How to find the eigen values of the given matrix

Question

Given the matrix

\begin{bmatrix} 5&1&1&1&1&1\\1&5&1&1&1&1\\1&1&5&1&1&1\\1&1&1&4&1&0\\1&1&1&1&4&0\\1&1&1&0&0&3 \end{bmatrix}

find its eigen values(preferably by elementary row/column operations).

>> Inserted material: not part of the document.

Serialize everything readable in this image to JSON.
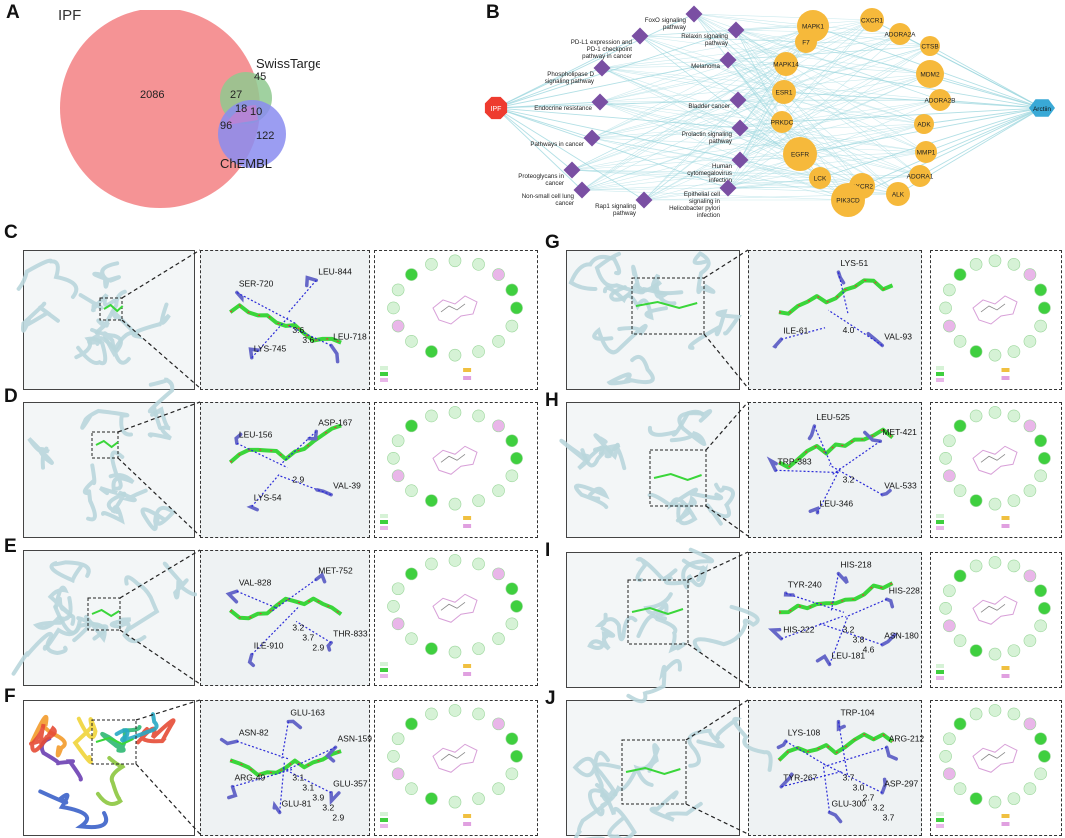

Since I don't know any other method other than elementary operations to find eigen values so I tried writing the characteristic polynomial of the matrix which is follows:

\begin{bmatrix} x-5&-1&-1&-1&-1&-1\\-1&x-5&-1&-1&-1&-1\\-1&-1&x-5&-1&-1&-1\\-1&-1&-1&x-4&-1&0\\-1&-1&-1&-1&x-4&0\\-1&-1&-1&0&0&x-3 \end{bmatrix}

Using $R1=R1-(R2+R3+R4+R5+R6)$

\begin{bmatrix} x&-x+8&-x+8&-x+6&-x+6&-x+4\\-1&x-5&-1&-1&-1&-1\\-1&-1&x-5&-1&-1&-1\\-1&-1&-1&x-4&-1&0\\-1&-1&-1&-1&x-4&0\\-1&-1&-1&0&0&x-3 \end{bmatrix}

Answer 1

Call your matrix $A$. Let $B=A-3I$. $$ B=\pmatrix{ 2&1&1&1&1&1\\ 1&2&1&1&1&1\\ 1&1&2&1&1&1\\ 1&1&1&1&1&0\\ 1&1&1&1&1&0\\ 1&1&1&0&0&0}. $$ $B$ has two identical columns (4 and 5), so we try to remove one of them. Perform the column operation $C5\leftarrow C5-C4$ followed by the inverse row operation $R4\leftarrow R4+R5$: $$ \pmatrix{ 2&1&1&1&0&1\\ 1&2&1&1&0&1\\ 1&1&2&1&0&1\\ 2&2&2&2&0&0\\ 1&1&1&1&0&0\\ 1&1&1&0&0&0}. $$ We now get a zero eigenvalue at the $(5,5)$-th position. Remove the fifth row and column: $$ \pmatrix{ 2&1&1&1&1\\ 1&2&1&1&1\\ 1&1&2&1&1\\ 2&2&2&2&0\\ 1&1&1&0&0}. $$ The first two rows in this matrix sans $I_2$ are identical, so we try to remove a duplicate row. Do $R1\leftarrow R1-R2$ and then the inverse row operation $C2\leftarrow C2+C1$: $$ \pmatrix{ 1&0&0&0&0\\ 1&3&1&1&1\\ 1&2&2&1&1\\ 2&4&2&2&0\\ 1&2&1&0&0}. $$ We now get another eigenvalue $1$ at the top-left position. Remove the first row and column: $$ \pmatrix{ 3&1&1&1\\ 2&2&1&1\\ 4&2&2&0\\ 2&1&0&0}. $$ Do $R1\leftarrow R1-R2$ and $C2\leftarrow C2+C1$ again: $$ \pmatrix{ 1&0&0&0\\ 2&4&1&1\\ 4&6&2&0\\ 2&3&0&0}. $$ Now we get another eigenvalue $1$ at the top-left position. Remove the first row and column: $$ \pmatrix{ 4&1&1\\ 6&2&0\\ 3&0&0}. $$ We may now calculate its characteristic polynomial by hand. It is \begin{align} &(x-4)(x-2)x - 6x -3(x-2)\\ =\,&x^3 - 6x^2 + 8x - 6x - 3x + 6\\ =\,&x^3 - 6x^2 - x + 6\\ =\,&(x-6)(x^2-1). \end{align} The eigenvalues of this matrix are $6,1,-1$. Therefore the eigenvalues of $B$ are $0,1,1,6,1,-1$ and the eigenvalues of $A=B+3I$ are $3,4,4,9,4,2$.

Answer 2

The characteristic polynomial $\chi_t$ of this matrix can be factored nicely, i.e., $$ \chi_t(A)=(t - 2)(t - 3)(t - 4)^3(t - 9). $$ So the six eigenvalues are $2,3,4,4,4,9$.